Prove that the points of a circular helix such that the osculator plane in them pass through a point $p$, are all in the same plane.
How can I prove this statement? I've found the osculator plane in any point of a circular helix, but I do not know how to use it.
After some appropriate rotation and translation, a circular helix can be expressed in parametric equations:
$x(t)=a\sin t$
$y(t)=a\cos t$
$z(t)=bt$
for some $a,b\in\mathbb{R}$. We compact this by writing $r(t)=x(t)\mathbf{\hat{i}}+y(t)\mathbf{\hat{j}}+z(t)\mathbf{\hat{k}}$.
We can now find the equations of the tangent vector $\mathbf{T}(t)$ and normal vector $\mathbf{N}(t)$.

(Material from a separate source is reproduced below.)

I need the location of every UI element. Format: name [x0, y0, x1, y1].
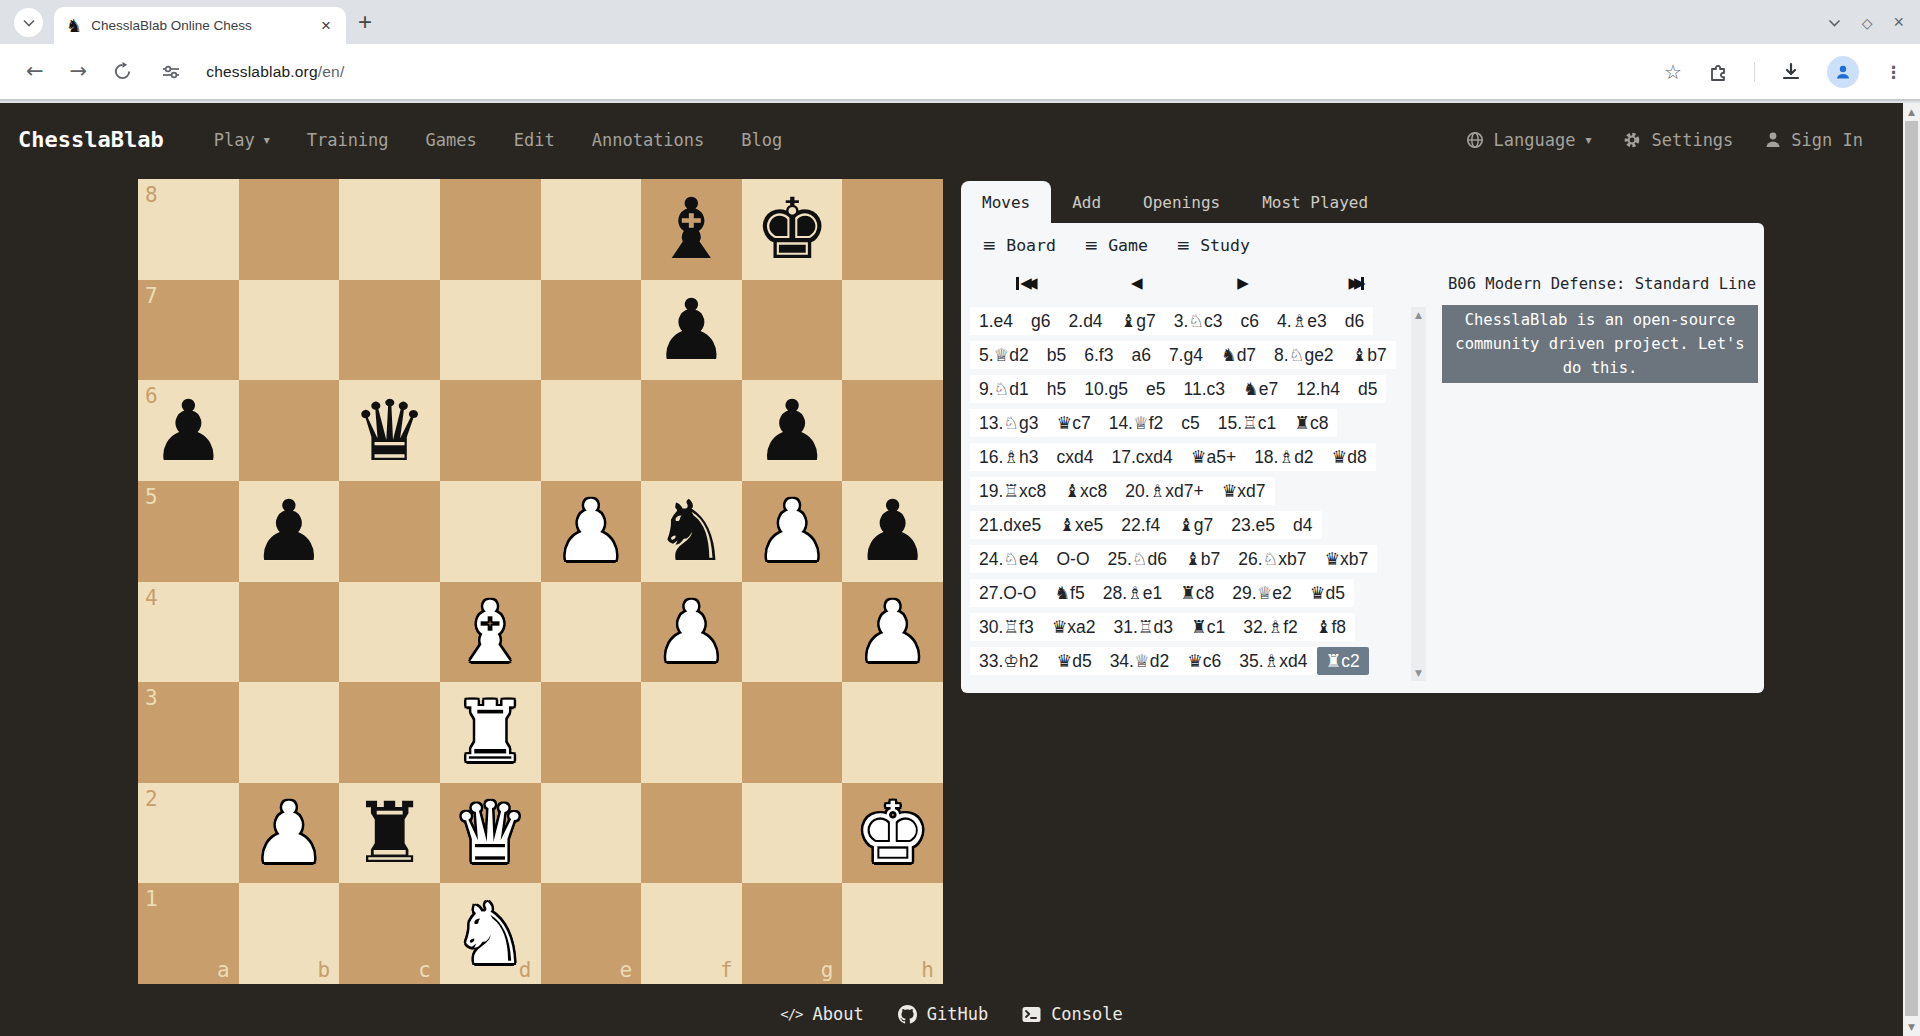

$\mathbf{T}(t)=\dfrac{r'(t)}{||r'(t)||}=\dfrac{a\cos t\mathbf{\hat{i}}-a\sin t\mathbf{\hat{j}}+b\mathbf{\hat{k}}}{\sqrt{a^2\cos^2 t+a^2\sin^2t+b^2}}=\dfrac{1}{\sqrt{a^2+b^2}}(a\cos t\mathbf{\hat{i}}-a\sin t\mathbf{\hat{j}}+b\mathbf{\hat{k}})$
$\begin{align} \mathbf{N}(t)=\dfrac{\mathbf{T}'(t)}{||\mathbf{T}'(t)||}=\dfrac{\dfrac{1}{\sqrt{a^2+b^2}}(-a\sin t\mathbf{\hat{i}}-a\cos t\mathbf{\hat{j}})}{\dfrac{1}{\sqrt{a^2+b^2}}\sqrt{a^2\sin^2 t+a^2\cos^2 t}}&=\dfrac{1}{a}(-a\sin \mathbf{\hat{i}}-a\cos t\mathbf{\hat{j}})\\&=-\sin t\mathbf{\hat{i}}-\cos t\mathbf{\hat{j}}\end{align}$
We can now calculate a normal to the osculating plane = $k(\mathbf{T}(t)\times \mathbf{N}(t))$, for some $k\in\mathbb{R}$. For the sake of ease of computation, we will choose the normal that is
$\begin{align}(a\cos t\mathbf{\hat{i}}-a\sin t\mathbf{\hat{j}}+b\mathbf{\hat{k}})\times(-\sin t\mathbf{\hat{i}}-\cos t\mathbf{\hat{j}})&= \left|\begin{matrix} i & j & k\\ a\cos t & -a\sin t &b\\ -\sin t & - \cos t&0\\ \end{matrix}\right| \\&=b\cos t\mathbf{\hat{i}}-b\sin t\mathbf{\hat{j}}-a\mathbf{\hat{k}} \end{align}$
Hence the equation for the osculating plane at point $\mathbf{P}(a\sin t,a\cos t,bt)$ is $$b\cos t(x-a\sin t)-b\sin t(y-a\cos t)-a(z-bt)=0$$ which can be simplified to $$(b\cos t)x-(b\sin t)y+abt=az$$
Finally, we have that the plane passes through point $p=(x_1,y_1,z_1)$ for all $t$. Hence $$(b\cos t)x_1-(b\sin t)y_1+abt=az_1$$ for all $t$. Note that the right hand side of this equation is constant, while the left hand side can be written as $b((\cos t)x_1-(\sin t)y_1+at)$. For the moment assuming that $a\ne0$ gives us that $(\cos t)x_1-(\sin t)y_1+at$ is never constant, so in order for the left hand side to be constant, we need $b=0$. Finishing up, if $a=0$, we have $(b\cos t)x_1=(b\sin t)y_1$ for all $t$, so $b=0$ unless $x_1=y_1=0$.
To conclude, we have that $b=0$ unless $a=x_1=y_2=0$. However, if $a=0$, we have that $\mathbf{N}(t)$ doesn't exists, so there is no osculating pane. This leaves us with the conclusion that $b=0$, but when we have $b=0$, our original parametric equations become
$x(t)=a\sin t$
$y(t)=a\cos t$
$z(t)=0$,
so all the points of the circular helix are in the same plane.